И вот это-то последнее, четвертое по счету, погребение, дно которого было опущено глубже других и потому оказалось врезанным в слой кварцитовых галек и их обломков, навело на след самого главного в Диринг-Юряхе: Ю. А. Мочанов обратил внимание, что часть кварцитов представляла собой дольки поперечно расколотых галек. Никогда ранее в Якутии не встречались изделия столь архаической технологии обработки камня. Да и по виду они, поблескивающие, будто покрытые лаком или отполированные тончайшим песком, выглядели необычайно древними. Если, как неустанно утверждается, чисто технологические признаки в археологии каменного века действительно что-то значат, то найденное на дне могилы должно датироваться не веками и тысячелетиями, а по крайней мере несколькими сотнями тысячелетий. Но ведь это эпоха обезьянолюдей! Возможен ли подобный феномен культуры для Якутии с ее среднегодовой температурой от -5 до -17 °C? Такая постановка вопроса стоила того, чтобы резко изменить планы Приленской археологической экспедиции и бросить все средства и силы последующих двух полевых сезонов на поиск ответа на него в местности с таким торжественным, как отзвуки ударов по шаманскому бубну, названием — Диринг-Юрях.
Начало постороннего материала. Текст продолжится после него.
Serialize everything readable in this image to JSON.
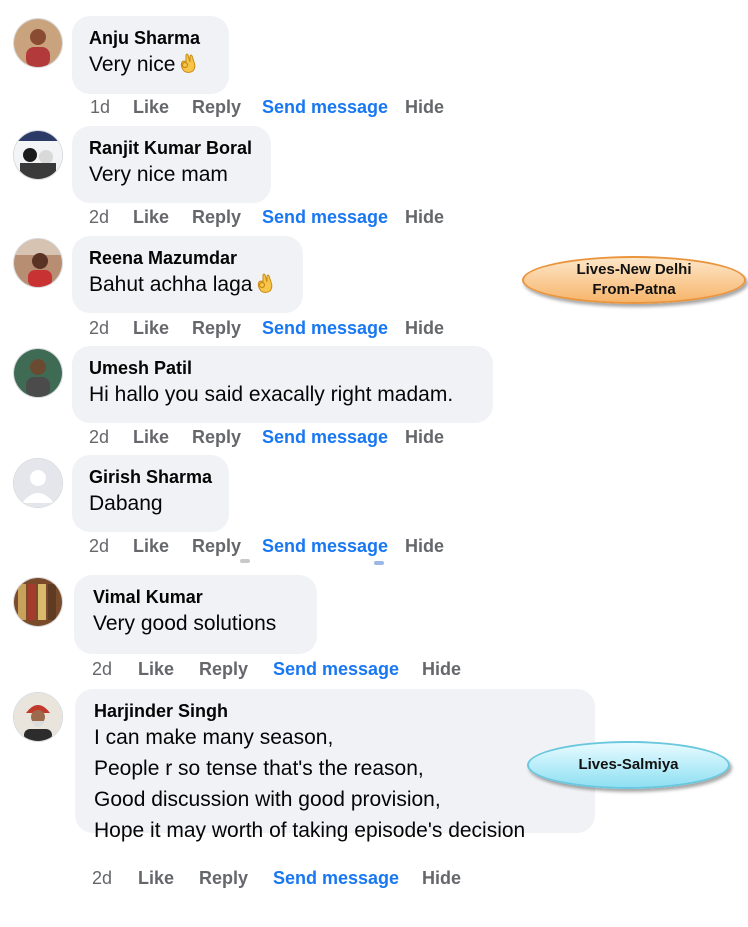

…Никто из группы участников Международного геологического конгресса, который состоялся в Москве в августе 1984 года, и не думал сетовать на то, что к месту их самой интригующей из экскурсий ведет тропа крутая, длинная и, кажется, уходящая высоко, к самому небу. Одна за другой оставались позади древние террасовые уступы Лены, врезанные в склоны горы. Около устья «Глубокого ущелья» —105 метров, 135… Далеко внизу в распадке у подножия обрывистой возвышенности остались палаточный лагерь археологов и его бытовые постройки. И лишь по нежно-голубоватой змейке дыма под зеленым ковром прибрежной тайги можно было определить место, избранное археологами для своего «сезонного стойбища». Зато уже отсюда, со второй речной ступеньки, открывалась во всем величии необъятная взглядом ширь самой могучей водной дороги Сибири — Лены. Она величаво устремлялась на север к Якутску, а потом дальше, по направлению к полюсу, к вечно скованному льдом океану.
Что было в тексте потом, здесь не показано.